A Taste for Honey was the first of three novels Heard wrote about a Mr. Mycroft, strongly implied to be an elderly Sherlock Holmes in retirement on the Sussex Downs.[1] The novel's two sequels are Reply Paid (1945) and The Notched Hairpin (1949).[1] Heard also wrote two short stories featuring the detective for Ellery Queen's Mystery Magazine: "Mr. Montalba, Obsequist"[2] (September 1945)[3] and "The Enchanted Garden" (March 1949).[3]
Christopher Morley called A Taste for Honey the only worthwhile Sherlock Holmes sequel, adding that it was "engaging and terrifying".[4] Raymond Chandler called the book "a very clever thriller".[5]
Vladimir Nabokov expressed enthusiasm for the novel, stating in a letter to his friend, the critic Edmund Wilson: "I was lying on my bed groaning … yearning for a good detective story—and at that very moment the Taste for Honey sailed in. … Mary [McCarthy] was right, I enjoyed it hugely." Nabokov, an expert in entomology, also noted that the author got facts about butterflies in the novel wrong.[6]

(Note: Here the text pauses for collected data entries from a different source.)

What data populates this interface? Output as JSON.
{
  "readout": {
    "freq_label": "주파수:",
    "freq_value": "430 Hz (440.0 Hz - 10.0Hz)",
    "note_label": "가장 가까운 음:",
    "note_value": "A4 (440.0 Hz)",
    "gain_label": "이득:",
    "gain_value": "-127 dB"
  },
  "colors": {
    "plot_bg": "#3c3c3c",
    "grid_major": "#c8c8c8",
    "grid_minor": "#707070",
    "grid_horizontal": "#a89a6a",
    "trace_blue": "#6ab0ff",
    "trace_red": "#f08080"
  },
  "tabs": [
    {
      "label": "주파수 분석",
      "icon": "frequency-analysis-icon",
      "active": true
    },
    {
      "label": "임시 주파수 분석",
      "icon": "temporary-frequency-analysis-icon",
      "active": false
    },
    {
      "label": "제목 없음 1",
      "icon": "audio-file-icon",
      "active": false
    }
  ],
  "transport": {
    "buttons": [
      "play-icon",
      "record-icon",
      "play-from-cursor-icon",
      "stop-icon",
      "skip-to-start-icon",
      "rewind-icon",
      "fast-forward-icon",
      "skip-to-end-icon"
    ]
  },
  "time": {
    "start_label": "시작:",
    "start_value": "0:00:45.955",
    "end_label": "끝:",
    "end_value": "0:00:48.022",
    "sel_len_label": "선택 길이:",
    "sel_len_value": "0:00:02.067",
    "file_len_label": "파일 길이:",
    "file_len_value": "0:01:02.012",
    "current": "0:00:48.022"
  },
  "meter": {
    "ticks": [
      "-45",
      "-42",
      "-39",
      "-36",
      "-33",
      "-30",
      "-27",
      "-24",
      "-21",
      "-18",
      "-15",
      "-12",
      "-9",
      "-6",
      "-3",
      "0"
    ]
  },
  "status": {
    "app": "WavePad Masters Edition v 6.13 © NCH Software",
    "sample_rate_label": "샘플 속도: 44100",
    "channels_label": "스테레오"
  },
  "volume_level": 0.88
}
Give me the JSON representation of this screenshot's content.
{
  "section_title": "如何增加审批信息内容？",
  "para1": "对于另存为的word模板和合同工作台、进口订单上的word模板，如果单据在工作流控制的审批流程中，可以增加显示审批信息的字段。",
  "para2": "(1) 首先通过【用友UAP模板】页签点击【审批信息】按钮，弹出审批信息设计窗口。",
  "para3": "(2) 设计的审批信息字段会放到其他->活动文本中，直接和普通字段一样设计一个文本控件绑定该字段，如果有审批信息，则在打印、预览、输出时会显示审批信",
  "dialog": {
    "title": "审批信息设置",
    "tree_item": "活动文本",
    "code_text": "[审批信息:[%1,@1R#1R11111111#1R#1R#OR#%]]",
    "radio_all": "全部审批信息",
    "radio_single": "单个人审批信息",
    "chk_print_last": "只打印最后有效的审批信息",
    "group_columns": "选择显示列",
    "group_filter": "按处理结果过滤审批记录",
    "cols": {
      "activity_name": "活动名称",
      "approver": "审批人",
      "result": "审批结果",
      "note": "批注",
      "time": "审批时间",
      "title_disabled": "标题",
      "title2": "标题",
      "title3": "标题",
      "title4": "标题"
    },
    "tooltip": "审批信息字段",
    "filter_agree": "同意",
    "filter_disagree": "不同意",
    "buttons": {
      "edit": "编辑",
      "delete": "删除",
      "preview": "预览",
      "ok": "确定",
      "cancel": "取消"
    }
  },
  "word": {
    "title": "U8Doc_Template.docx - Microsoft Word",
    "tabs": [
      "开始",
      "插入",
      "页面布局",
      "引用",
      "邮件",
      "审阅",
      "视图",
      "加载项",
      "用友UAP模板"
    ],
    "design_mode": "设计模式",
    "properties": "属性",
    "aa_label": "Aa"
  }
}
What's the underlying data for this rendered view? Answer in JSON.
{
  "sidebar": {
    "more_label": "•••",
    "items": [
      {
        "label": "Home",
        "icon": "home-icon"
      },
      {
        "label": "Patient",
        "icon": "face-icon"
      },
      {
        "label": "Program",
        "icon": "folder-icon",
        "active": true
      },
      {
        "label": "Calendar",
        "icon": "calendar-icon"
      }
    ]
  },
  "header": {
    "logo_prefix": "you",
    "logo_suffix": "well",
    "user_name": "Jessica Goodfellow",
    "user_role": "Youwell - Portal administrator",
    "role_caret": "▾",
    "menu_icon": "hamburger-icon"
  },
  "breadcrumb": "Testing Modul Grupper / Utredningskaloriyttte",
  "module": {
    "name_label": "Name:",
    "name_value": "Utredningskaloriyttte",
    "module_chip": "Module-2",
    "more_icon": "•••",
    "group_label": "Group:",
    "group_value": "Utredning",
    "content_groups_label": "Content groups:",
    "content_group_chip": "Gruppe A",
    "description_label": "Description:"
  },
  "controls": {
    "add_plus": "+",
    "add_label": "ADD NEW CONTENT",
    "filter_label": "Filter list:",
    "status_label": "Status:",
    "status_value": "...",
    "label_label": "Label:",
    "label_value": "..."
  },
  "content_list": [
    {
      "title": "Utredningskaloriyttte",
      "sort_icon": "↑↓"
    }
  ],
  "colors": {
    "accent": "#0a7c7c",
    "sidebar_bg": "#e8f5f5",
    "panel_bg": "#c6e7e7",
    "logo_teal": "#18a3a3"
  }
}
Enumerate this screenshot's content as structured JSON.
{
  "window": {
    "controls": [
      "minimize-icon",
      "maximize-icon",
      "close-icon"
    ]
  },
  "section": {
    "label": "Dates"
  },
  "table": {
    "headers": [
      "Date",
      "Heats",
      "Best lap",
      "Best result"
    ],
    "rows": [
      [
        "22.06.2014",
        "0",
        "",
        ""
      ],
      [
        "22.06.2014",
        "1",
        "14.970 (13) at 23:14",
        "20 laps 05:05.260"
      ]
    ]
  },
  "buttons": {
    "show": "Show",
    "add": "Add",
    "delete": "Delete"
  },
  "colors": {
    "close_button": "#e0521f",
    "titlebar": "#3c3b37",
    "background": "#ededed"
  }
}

On 22 February 1955, the American Broadcasting Company presented "Sting of Death", an adaptation of the novel starring Boris Karloff as Mr. Mycroft, as an episode of The Elgin TV Hour.[7]
The novel was loosely adapted into a 1967 British horror film, The Deadly Bees, directed by Freddie Francis.[8] Robert Bloch, who admired the novel, kept closely to it in his original screenplay; however, before production began, the screenplay was heavily rewritten by Anthony Marriott, removing most connections with the book.[9]